USD/JPY and the JPY crosses were mostly better bid in Asia. Factors cited included rather buoyant Nikkei despite the Wall Street plunge, bounce in US yields, renewed concerns over Greek debt/Grexit, the surprise shift in MAS policy band which lifted USD/SGD (effects felt in USD/JPY too) and short-covering. The Nikkei did better on continuing Japanese pension fund allocations out of domestic bonds and into stocks. USD/JPY traded up from 117.72 through offers ahead of 118.00 to 118.07 initially. Japanese exporter sales (spot date month-end) pushed it back below 118.00 briefly before a fresh push up to 118.28. Trading since has been in the 117.98-118.23 hourly Ichimoku cloud. EUR/JPY faded a bit from an early high of 134.24 to 133.70 but remained well above the 132.51 low in late Asia yesterday. GBP/JPY see-sawed between 178.62-179.21, better bid later than earlier. AUD/JPY soared from 93.18 ahead of the Aussie CPI release to 94.44 post with core inflation surprisingly high. NZD/JPY saw a blip up in sympathy from 87.57 to 88.4.

EUR/USD opened in Asia at 1.1380 after broad EUR strength overnight on short covering. Up marginally more to 1.1384 early, it tracked lower thereafter on broad USD strength as highlighted by USD/JPY and USD/SGD moves. Talk that the Fed was unlikely to infuse a dovish slant in their statement helped. A low of 1.3330 was seen before the market steadied. Bids are eyed ahead of 1.3300.

GBP/USD fell back in sympathy with EUR/USD from 1.5196 to 1.5155. EUR/GBP traded soggy, off modestly from 0.7489 to 0.7474.

USD/CHF was better bid alongside USD/JPY, up modestly from 0.8987 to 0.9055. EUR/CHF saw nervous consolidation between 1.0205-71. Talk of intervention in both pairs yesterday remained supportive.
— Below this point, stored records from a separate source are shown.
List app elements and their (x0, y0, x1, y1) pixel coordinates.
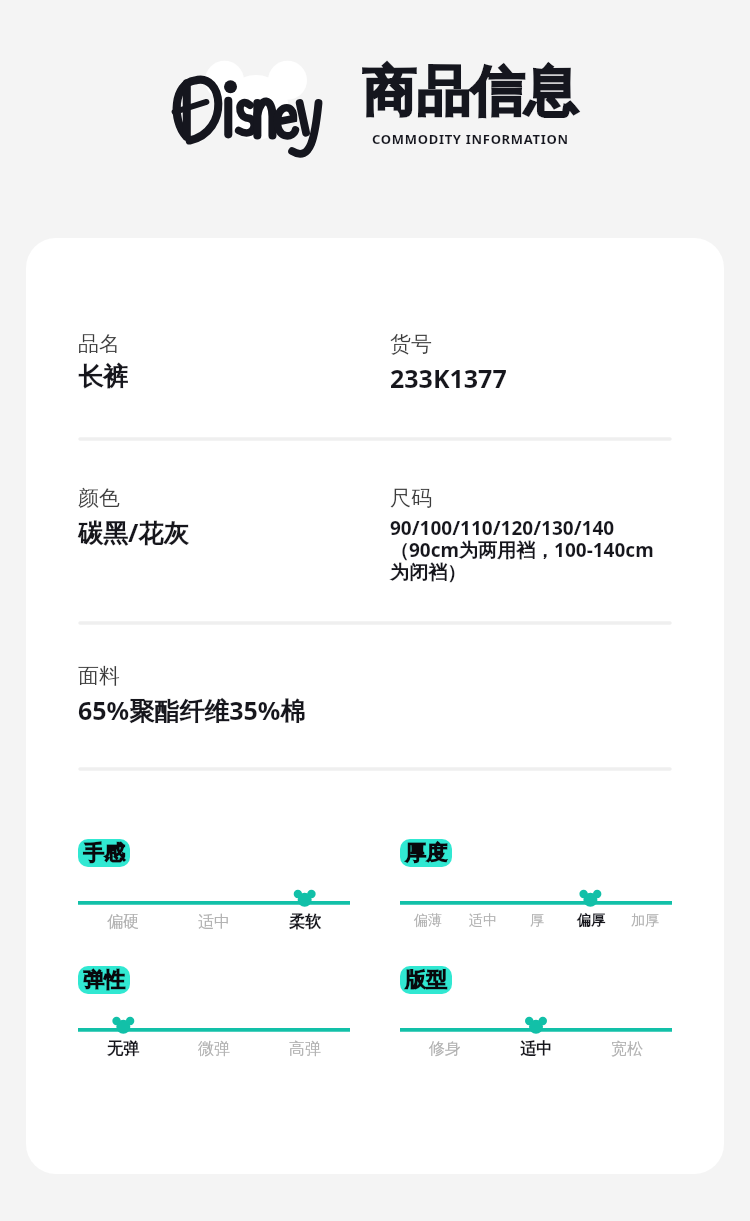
staticText: 高弹 (289, 1039, 321, 1059)
staticText: 90/100/110/120/130/140 （90cm为两用裆，100-140… (390, 515, 672, 585)
staticText: 偏厚 (577, 912, 605, 930)
staticText: 233K1377 (390, 361, 507, 395)
staticText: 厚 (530, 912, 544, 930)
staticText: 微弹 (198, 1039, 230, 1059)
staticText: 长裤 (78, 361, 128, 392)
button[interactable]: 厚度 (400, 839, 672, 930)
staticText: 面料 (78, 663, 120, 689)
staticText: 柔软 (289, 912, 321, 932)
staticText: 弹性 (83, 967, 125, 993)
staticText: 颜色 (78, 485, 120, 511)
staticText: 偏薄 (414, 912, 442, 930)
staticText: 品名 (78, 331, 120, 357)
staticText: 无弹 (107, 1039, 139, 1059)
staticText: 宽松 (611, 1039, 643, 1059)
staticText: COMMODITY INFORMATION (372, 130, 569, 148)
staticText: 偏硬 (107, 912, 139, 932)
staticText: 尺码 (390, 485, 432, 511)
staticText: 适中 (198, 912, 230, 932)
button[interactable]: 手感 (78, 839, 350, 932)
staticText: 加厚 (631, 912, 659, 930)
staticText: 货号 (390, 331, 432, 357)
staticText: 适中 (469, 912, 497, 930)
staticText: 版型 (405, 967, 447, 993)
staticText: 手感 (83, 840, 125, 866)
button[interactable]: 弹性 (78, 966, 350, 1059)
staticText: 65%聚酯纤维35%棉 (78, 693, 306, 727)
staticText: 修身 (429, 1039, 461, 1059)
staticText: 碳黑/花灰 (78, 515, 189, 549)
button[interactable]: 版型 (400, 966, 672, 1059)
staticText: 适中 (520, 1039, 552, 1059)
staticText: 厚度 (405, 840, 447, 866)
other: Disney (172, 47, 340, 159)
staticText: 商品信息 (362, 58, 578, 126)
AUD/USD opened in Asia at 0.7937 after trading firm overnight on broad USD weakness following weaker US economic data. Down a notch to 0.7900 early following the surprise MAS move to lower its NEER slope (viewed as a form of easing), it popped to 0.8010 with underlying inflation was hotter than expected. OIS was pricing in a 40% chance of a RBA ease before the data. It fell below 10% in the aftermath. AUD looks to remain relatively well bid on the crosses whatever happens to AUD/USD post-FOMC.